Thursday, June 18, 2009

Why we love car-sharing!


Great article in the NY Times:

Environmentalists have long hailed car-sharing as a more efficient, less polluting approach to urban driving.

For example, a 2006 survey done for CommunAuto, a Quebec car-sharing organization, found that each shared vehicle replaces eight individually owned ones, leads to an 1,800-mile reduction in distance driven per year per member, and resulted in up to a 44 percent reduction in fuel consumption.

A 2003 study of San Francisco’s City CarShare program found that fully two-thirds of members deferred car purchases.

And, as if the automobile industry didn’t have enough to worry about, a growing number of North American cities are also looking to leverage car-sharing benefits by allowing high-rise condo developers to reduce their underground parking requirements if they agree to provide on-site spaces for commercial or nonprofit car-share companies.

Having launched a review this week of its condo parking regulations, the city of Toronto appears to be about to join Seattle, Vancouver and San Francisco in moving to a system that would specify the maximum number of dedicated car-share vehicles inside apartment buildings, as well as a regulated threshold for eliminating individually owned spaces.

Car-sharing is much more established in Europe, but the World Car Share Consortium says the trend has now caught on in about a thousand cities worldwide.

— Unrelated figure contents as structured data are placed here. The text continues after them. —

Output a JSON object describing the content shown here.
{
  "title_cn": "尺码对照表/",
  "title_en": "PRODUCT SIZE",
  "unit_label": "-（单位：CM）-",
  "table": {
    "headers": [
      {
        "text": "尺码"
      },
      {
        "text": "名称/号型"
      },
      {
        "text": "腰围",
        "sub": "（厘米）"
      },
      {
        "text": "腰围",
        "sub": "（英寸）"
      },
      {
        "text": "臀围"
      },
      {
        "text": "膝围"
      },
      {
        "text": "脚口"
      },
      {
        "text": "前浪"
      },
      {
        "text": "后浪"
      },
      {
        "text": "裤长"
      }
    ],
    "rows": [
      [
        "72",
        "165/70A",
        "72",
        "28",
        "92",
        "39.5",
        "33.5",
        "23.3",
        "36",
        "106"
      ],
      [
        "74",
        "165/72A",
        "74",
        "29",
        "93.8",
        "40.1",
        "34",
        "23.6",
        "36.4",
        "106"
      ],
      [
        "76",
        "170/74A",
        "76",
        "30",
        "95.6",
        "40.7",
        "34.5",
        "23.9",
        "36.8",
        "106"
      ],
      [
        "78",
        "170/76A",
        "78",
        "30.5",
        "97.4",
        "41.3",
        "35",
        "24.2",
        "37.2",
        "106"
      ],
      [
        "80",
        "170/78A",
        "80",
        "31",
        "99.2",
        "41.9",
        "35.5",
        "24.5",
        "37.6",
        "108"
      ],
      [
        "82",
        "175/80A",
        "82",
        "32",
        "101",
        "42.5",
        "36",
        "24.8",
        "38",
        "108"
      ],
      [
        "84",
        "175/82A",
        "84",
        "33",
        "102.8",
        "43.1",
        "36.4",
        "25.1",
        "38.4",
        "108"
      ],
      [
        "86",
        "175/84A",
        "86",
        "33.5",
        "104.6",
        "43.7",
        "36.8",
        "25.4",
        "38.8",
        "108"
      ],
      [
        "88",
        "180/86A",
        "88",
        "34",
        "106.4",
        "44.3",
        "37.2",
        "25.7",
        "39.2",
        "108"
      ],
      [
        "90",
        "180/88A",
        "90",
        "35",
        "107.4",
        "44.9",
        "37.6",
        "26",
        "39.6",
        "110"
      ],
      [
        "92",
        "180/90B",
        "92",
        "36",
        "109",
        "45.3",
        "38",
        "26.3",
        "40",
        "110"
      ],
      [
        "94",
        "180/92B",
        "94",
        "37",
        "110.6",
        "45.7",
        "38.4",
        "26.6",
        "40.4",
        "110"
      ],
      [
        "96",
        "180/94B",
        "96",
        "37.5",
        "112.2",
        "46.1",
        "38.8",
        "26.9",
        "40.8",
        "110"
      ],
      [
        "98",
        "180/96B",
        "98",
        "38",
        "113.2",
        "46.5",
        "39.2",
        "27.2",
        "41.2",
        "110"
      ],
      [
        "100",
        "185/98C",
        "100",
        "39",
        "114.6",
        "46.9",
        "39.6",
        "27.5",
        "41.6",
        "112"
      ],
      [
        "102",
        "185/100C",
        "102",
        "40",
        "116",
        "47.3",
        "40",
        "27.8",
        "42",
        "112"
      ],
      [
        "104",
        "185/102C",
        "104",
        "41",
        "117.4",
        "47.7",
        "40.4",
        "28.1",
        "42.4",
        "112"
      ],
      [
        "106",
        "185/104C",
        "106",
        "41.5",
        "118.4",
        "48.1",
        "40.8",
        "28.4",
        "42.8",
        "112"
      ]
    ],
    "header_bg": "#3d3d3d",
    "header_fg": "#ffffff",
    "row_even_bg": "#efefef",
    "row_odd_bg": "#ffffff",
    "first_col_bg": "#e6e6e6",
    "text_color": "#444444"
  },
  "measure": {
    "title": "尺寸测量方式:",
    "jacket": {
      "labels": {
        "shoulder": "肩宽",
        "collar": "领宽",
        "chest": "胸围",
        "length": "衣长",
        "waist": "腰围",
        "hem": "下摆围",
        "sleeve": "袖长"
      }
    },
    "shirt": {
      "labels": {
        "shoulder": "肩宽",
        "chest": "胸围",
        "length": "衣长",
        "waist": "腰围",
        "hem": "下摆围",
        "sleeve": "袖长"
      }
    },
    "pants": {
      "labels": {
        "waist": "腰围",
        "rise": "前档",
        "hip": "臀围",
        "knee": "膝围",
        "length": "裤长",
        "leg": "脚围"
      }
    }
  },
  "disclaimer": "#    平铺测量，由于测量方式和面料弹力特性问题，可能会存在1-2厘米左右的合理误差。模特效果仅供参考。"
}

Some of the larger North American players, like the 275,000-member Zipcar, are targeting university campuses and corporate customers with on-site vehicles, while large rental chains like Hertz are moving into a business described by Mark Levine in the New York Times Magazine as “both a burgeoning cult and a bright business story in a grim time.”

According to an I.B.I. Group car share study published in March for Toronto, a 250-unit building with 16 car-share vehicles in Seattle may eliminate up to 47 parking spaces. In Vancouver, the same building could have four car-share vehicles, and 12 fewer spots. San Francisco, for its part, mandates car-share vehicles in larger residential and commercial buildings, but doesn’t allow developers to reduce on-site parking.

Kevin McLaughlin, the president of Autoshare in Toronto, said he has seen a proliferation of condo parking spaces for sale on Craig’s List in the past 18 months — a sign that high-rise dwellers are increasingly going car-free.

That trend points to the need for looser parking regulations for developers, Mr. McLaughlin said. “If we’re building our cities for the next 50 years, we’re not going to need one or two cars per condo unit locked in the basement.”